Friday, May 6, 2011 | By: Natalie

Review - The Terror, Dan Simmons


This book was *freaking amazing* until about the last quarter, where it just fell apart into a big pile of wtf?.

I spent the whole book battling my crush on Captain Crozier (who, in the movie, is played by Justin Louis.) In the end, it's a battle I won, but only because the author took a jagged, incomprehensible knife to his own plot and stabbed it until it was nothing but a quivering heap of rapidly freezing crap.

For the three quarters of the book that made sense, the suspense was utterly gripping. I hated putting this book down every night. The plight of the men on the HMS Terror and HMS Erebus is vivid and heart-rending. The freezing cold they endure a major character for much of the story. The first hint of the creature is terrifying, its first incursions on the crew blood curdling. And you're desperate to know, What the hell is this thing?! And Simmons teases us for a long time, and the teasing is so good. It makes you gasp and gnash your teeth and beg for more. Unfortunately, when the big reveal comes it's so gigantically retarded and contrived that, were it an actual lover, you would have kicked them out of bed and demanded they change the sheets to remove the taint of what had just happened.

It's a supernatural book and I love supernatural stuff. Maybe the relentless realism of the first three quarters of the book did a grave disservice to the last quarter. Maybe had the first three quarters not been so mind numbingly awesome, the last quarter wouldn't have hurt so much. But it that really something you want to wish for? Can't I have such literally (honestly, I felt physically cold despite it being June) amazing, realistic chills mixed in with my equally chilling monsters? Did the story have to completely derail for me to get my monster? Crozier, the ultimate pragmatist and benign racist, went completely off the rails at the end. His shift was so discombobulating, such a 180 from what he had been, so far adrift from where you'd expect him to be at the "end" of his trials, that I spent all the time I was supposed to be awed at the great history of the monster and those that communed with it, being like, wait, what?

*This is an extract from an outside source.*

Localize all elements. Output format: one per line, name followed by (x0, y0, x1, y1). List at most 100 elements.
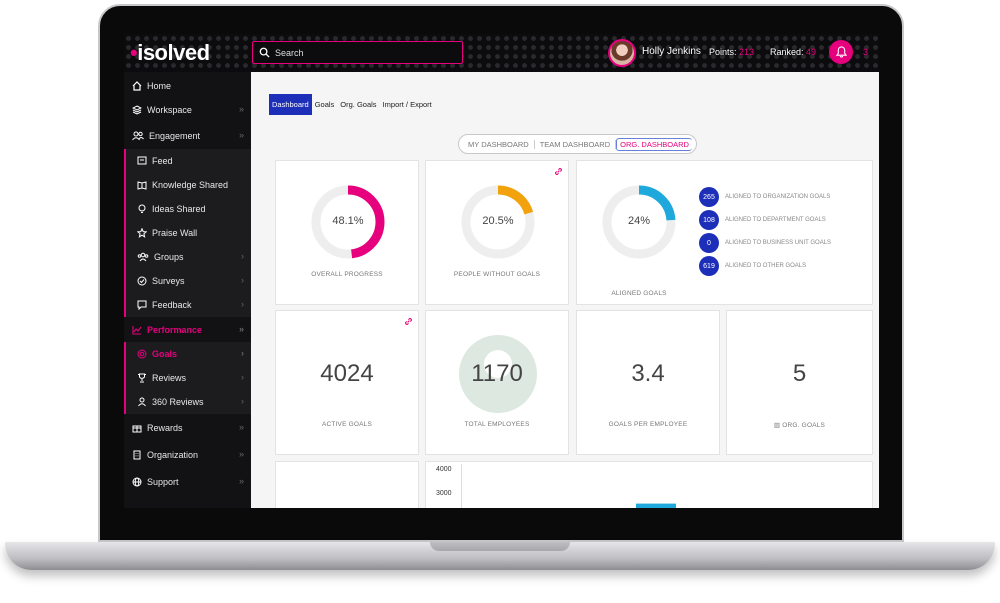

I love this book. The unmitigated tragedy of the last 100 pages can't undo the unmitigated fantasticness of the rest of it. Do I wish it had a different/better ending? OMGYESWITHMYWHOLEBODY. Will it stop me from recommending this book to friends? Probably not, but I'll always have to qualify the recommendation. And that makes me sad, not for the qualification itself, but because this book deserves and unqualified recommendation. It also deserves a decent ending.
Monday, May 2, 2011 | By: Natalie

Review - Dust, Elizabeth Bear

Title: Dust
Author: Elizabeth Bear
Publisher: Spectra
ISBN: 9780553904420
Rating: 3 baseball bats
Favorite thing: Lesbian and genderqueer characters
Least favorite thing: I didn't care about the lesbian and genderqueer characters

On the zombie how-to shelf?: Nu-uh

I got about half way through this book before I realized I actually couldn't care less about the characters. I pondered why, because I found the book interesting and it was filled with queerness, which I love in my sci-fi, and the court intrigue was convoluted, as it should be... but as our heroines found themselves in danger I had no sense of urgency. I just felt ho-hum.

So, as I finished the last bit of the book I tried to decipher why I felt like that. I finally decided that the book is not visceral enough for me. Everything, even our experience of the characters' own emotions seem filtered through the intellect. The language was formal as well, which served to distance me from Rien, Perceval and the rest.

I had been thinking that I wouldn't bother with the rest of the series. I read to live a fantasy life and this book just didn't have an emotional pull, so I was going to move on to something else. Then the last 15 pages or so happened. I couldn't even tell you what it was that changed, but I suddenly found myself considering that I might like to know how this turns out. Those last few pages drew me in, felt urgent, and I'd wished there were a few more to read.

So I probably will read the second book in the series. I can only hope that Bear relaxes into her character and her world a little more.